Personally, I find these results flawed, since teachers should be mostly concerned with how students use the technology. Teachers ought to follow advances in technologies that enable students to collaborate and apply their learning. In 2014, a year after the survey, the education milieu shows this trend. Professional development and conversations now revolve around facilitating social learning. There is less interest in Java and Flash-based educational games; instead, digital environments and simulations give students the sense of play while incorporating content. Finally, the app industry booms and many LMSs support learning on mobile devices.
But what’s the next big trend?
What will have the greatest impact on digital learning within the next five years?
To answer this question, one can’t only look at current trends in technology, but must also examine current trends in society. I expect that communication will only accelerate and spread, connecting more people to farther corners of the world. These connections will foster global awareness and involvement. Education leaders will want to take advantage of this by collaborating with experts and institutions beyond their own local communities and states, even looking world-wide for inspiration and solutions. Although the implementation of the Common Core Standards revealed that many local school districts resent federal standards, this does not suggest that teachers want isolation from other teachers, resources, and instructional practices. Rather, as Menco Platform’s results show, teachers are increasingly interested in connecting online to share resources and tools.

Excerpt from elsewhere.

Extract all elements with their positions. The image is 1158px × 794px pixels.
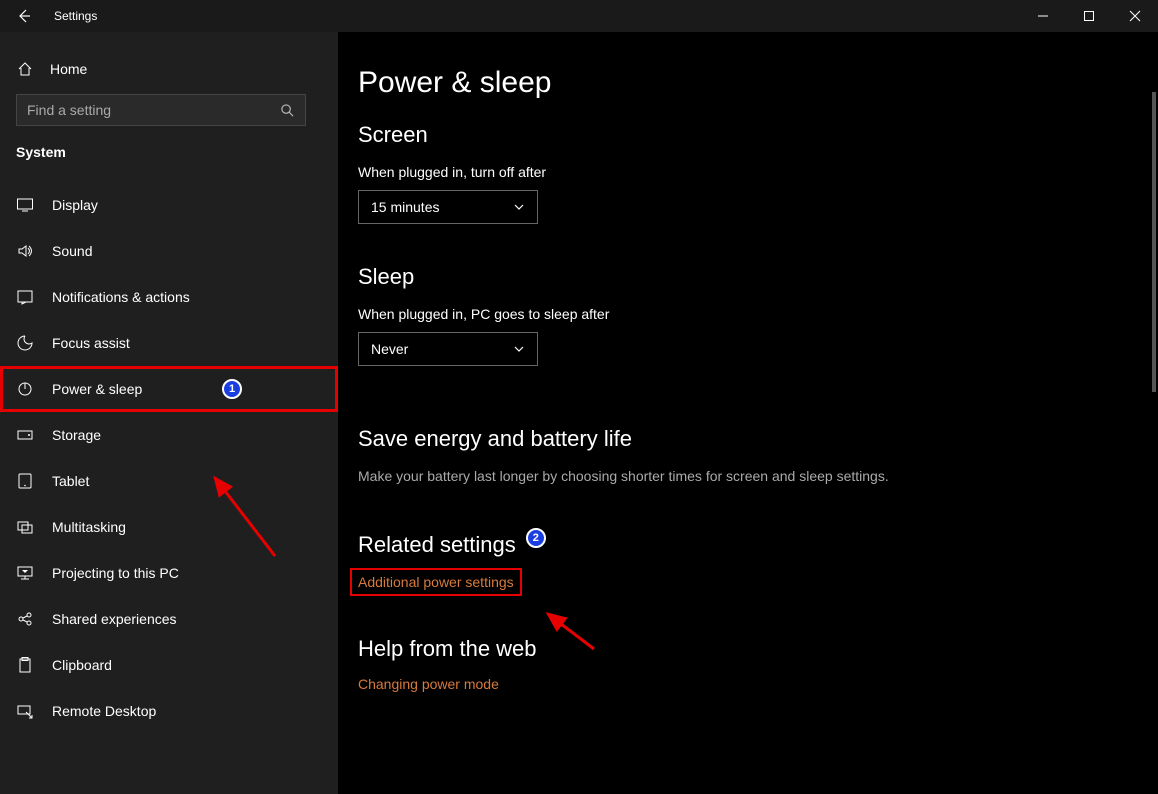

Therefore, the next big thing will be technologies that use social learning to help students create solutions to existing global problems. Social learning is already strong, as we value opinions as much as fact, if not more so; celebrities foster awareness faster than nonprofits (“ice bucket challenge”); a good reference from within the company is more likely to get an interview than a glowing resume, and political platforms divide further from compromise because voters listen mainly to pundits who share their opinions. Some school do effectively use social learning to facilitate lessons, and in the future more schools will rely on collaboration. Going forward, technology that connects students with experts and resources will become cheaper and more accessible.
Yet collaboration and social learning are not ends themselves, and people don’t treat them like they are. People are motivated to work together and learn when they must produce a product. Project-based learning is already a trend in education, and new technology will enable students to collaborate digitally to create solutions to international problems.
Therefore, the next big trend will be technologies that work around verbal language barriers. Specifically, we will see advances in computer programming, voice recognition and translation, and visual literacy. Computer programming will become easier to use and the new computer languages will be visual-based instead of text-based. Many schools teach coding already to more students, and they are introducing coding to younger students. This trend will continue until all students design and create software as naturally as they compose essays now. Voice technology will improve so that students are able to use smartphones to interact with curricula and teachers in different languages. And finally, technology will create visual literacy by using symbols and pictures to represent ideas and information. These three advances will support the larger trends of social learning and global awareness that are already looming on the horizon.